- Location: Chelan County, Washington, U.S.
- Coordinates: 47°43′08″N 121°03′26″W﻿ / ﻿47.719°N 121.0571°W
- Type: natural lake, reservoir
- Primary outflows: Icicle Creek
- Basin countries: United States
- Surface area: 22.5 acres (0.091 km^{2})
- Surface elevation: 4,685 feet (1,428 m)

= Josephine Lake =

Josephine Lake is a natural lake and reservoir near Stevens Pass in Chelan County, Washington, United States. At the south skirt of Big Chief Mountain, Josephine Lake is the source of the Icicle Creek. Because Josephine Lake is at the heart of the Alpine Lakes Wilderness, the lake is a popular area for hiking, swimming, and fishing golden trout.

==Location==
Josephine Lake is located approximately 5 miles southeast of Stevens Pass along the Pacific Crest Trail. Lake Susan Jane, the source of Mill Creek, is a short distance north along the Pacific Crest Trail and Swimming Deer Lake to the south along the trail.

==Outflow==

Icicle Creek is the outlet of Josephine Lake, less than a mile from the crest of the Cascade Range and the headwaters of Tunnel Creek, a tributary of the west-flowing Skykomish River. Josephine Lake's altitude is 4685 ft. Icicle Creek flows south from the lake through a deep and narrow granite valley. After a few miles it turns southeast and its gorge broadens into a classic glacier-carved U-shape.

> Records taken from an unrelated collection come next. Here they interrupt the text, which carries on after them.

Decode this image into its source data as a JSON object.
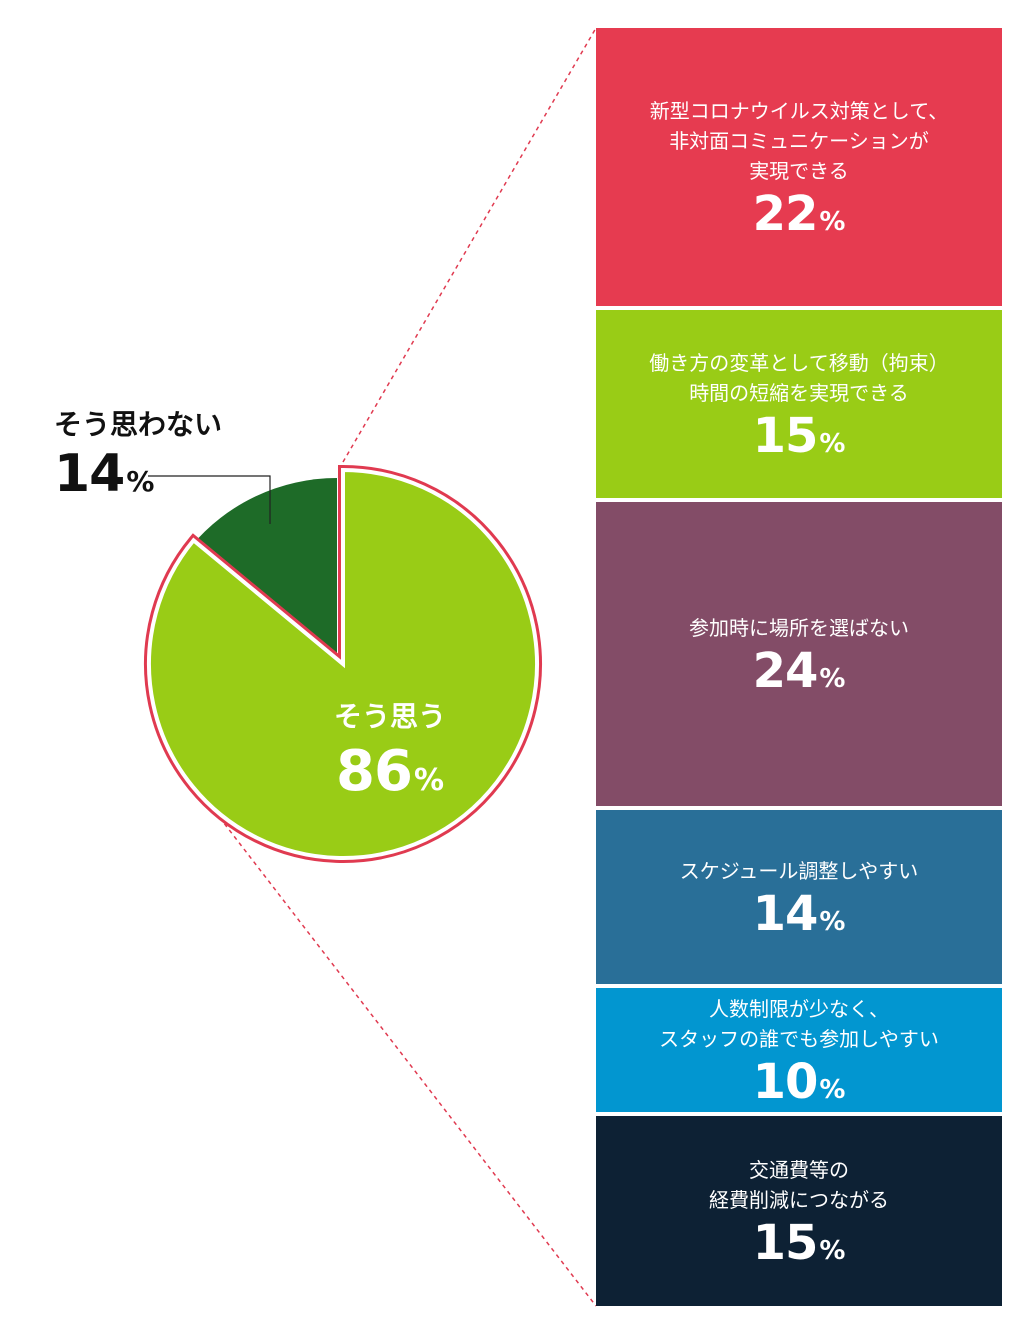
{
  "chart_data": [
    {
      "type": "pie",
      "title": "",
      "slices": [
        {
          "label": "そう思う",
          "value": 86,
          "unit": "%",
          "color": "#99cc16",
          "exploded": true
        },
        {
          "label": "そう思わない",
          "value": 14,
          "unit": "%",
          "color": "#1e6b28"
        }
      ],
      "highlight_outline_color": "#e03a50"
    },
    {
      "type": "bar",
      "stacked_breakdown_of": "そう思う",
      "categories": [
        "新型コロナウイルス対策として、\n非対面コミュニケーションが\n実現できる",
        "働き方の変革として移動（拘束）\n時間の短縮を実現できる",
        "参加時に場所を選ばない",
        "スケジュール調整しやすい",
        "人数制限が少なく、\nスタッフの誰でも参加しやすい",
        "交通費等の\n経費削減につながる"
      ],
      "values": [
        22,
        15,
        24,
        14,
        10,
        15
      ],
      "unit": "%",
      "colors": [
        "#e63b50",
        "#99cc16",
        "#834c67",
        "#296f98",
        "#0296d0",
        "#0d2134"
      ]
    }
  ],
  "labels": {
    "yes": {
      "title": "そう思う",
      "value": "86",
      "sign": "%"
    },
    "no": {
      "title": "そう思わない",
      "value": "14",
      "sign": "%"
    }
  },
  "boxes": [
    {
      "label": "新型コロナウイルス対策として、\n非対面コミュニケーションが\n実現できる",
      "value": "22",
      "sign": "%",
      "color": "#e63b50"
    },
    {
      "label": "働き方の変革として移動（拘束）\n時間の短縮を実現できる",
      "value": "15",
      "sign": "%",
      "color": "#99cc16"
    },
    {
      "label": "参加時に場所を選ばない",
      "value": "24",
      "sign": "%",
      "color": "#834c67"
    },
    {
      "label": "スケジュール調整しやすい",
      "value": "14",
      "sign": "%",
      "color": "#296f98"
    },
    {
      "label": "人数制限が少なく、\nスタッフの誰でも参加しやすい",
      "value": "10",
      "sign": "%",
      "color": "#0296d0"
    },
    {
      "label": "交通費等の\n経費削減につながる",
      "value": "15",
      "sign": "%",
      "color": "#0d2134"
    }
  ]
}
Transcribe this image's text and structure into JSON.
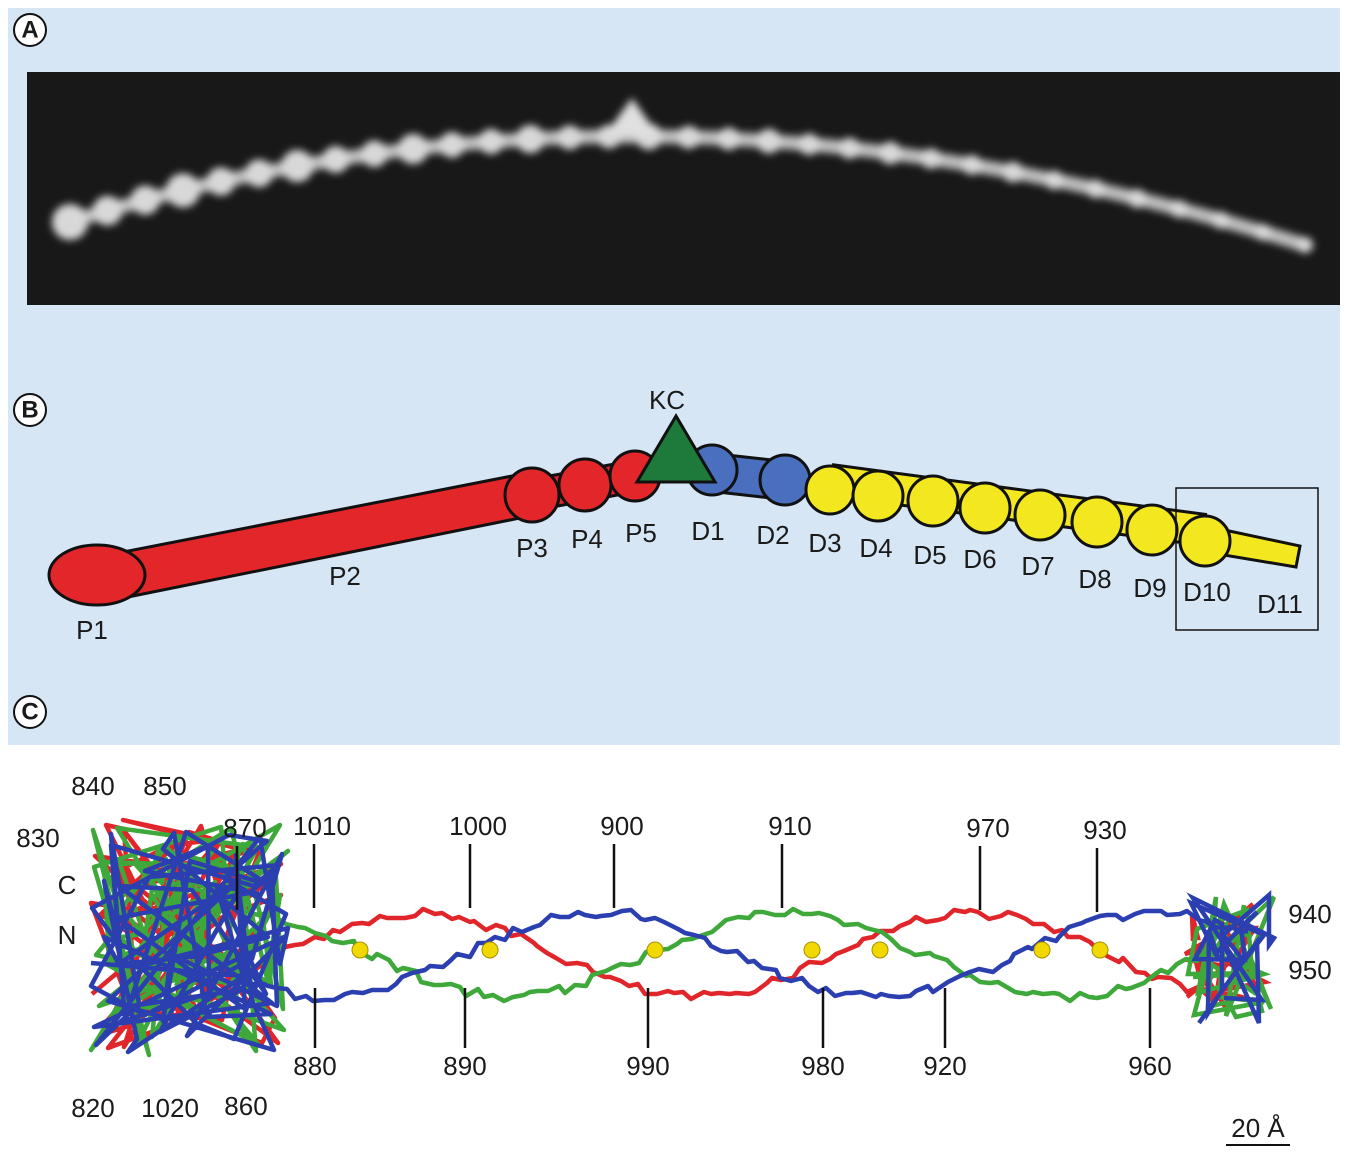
{
  "panels": [
    {
      "label": "A"
    },
    {
      "label": "B"
    },
    {
      "label": "C"
    }
  ],
  "diagram_b": {
    "apex_label": "KC",
    "segments": [
      "P1",
      "P2",
      "P3",
      "P4",
      "P5",
      "D1",
      "D2",
      "D3",
      "D4",
      "D5",
      "D6",
      "D7",
      "D8",
      "D9",
      "D10",
      "D11"
    ]
  },
  "structure_c": {
    "termini": [
      "C",
      "N"
    ],
    "residues_top": [
      "840",
      "850",
      "830",
      "870",
      "1010",
      "1000",
      "900",
      "910",
      "970",
      "930",
      "940",
      "950"
    ],
    "residues_bottom": [
      "820",
      "1020",
      "860",
      "880",
      "890",
      "990",
      "980",
      "920",
      "960"
    ],
    "scale_bar": "20 Å"
  }
}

Josephine Lake's cold waters flowing into Icicle Creek are critical for fish and wildlife within Icicle Canyon, the easternmost gateway of the Alpine Lakes Wilderness.

==Name==
Along with neighboring lakes, Josephine Lake was given its name by Albert Hale Sylvester, a topographer for the United States Geological Survey working throughout the North Cascades National Park Complex in the 1900s. The name is purported to be from Josephine Williams, wife of a ranger from Sylvester's district office.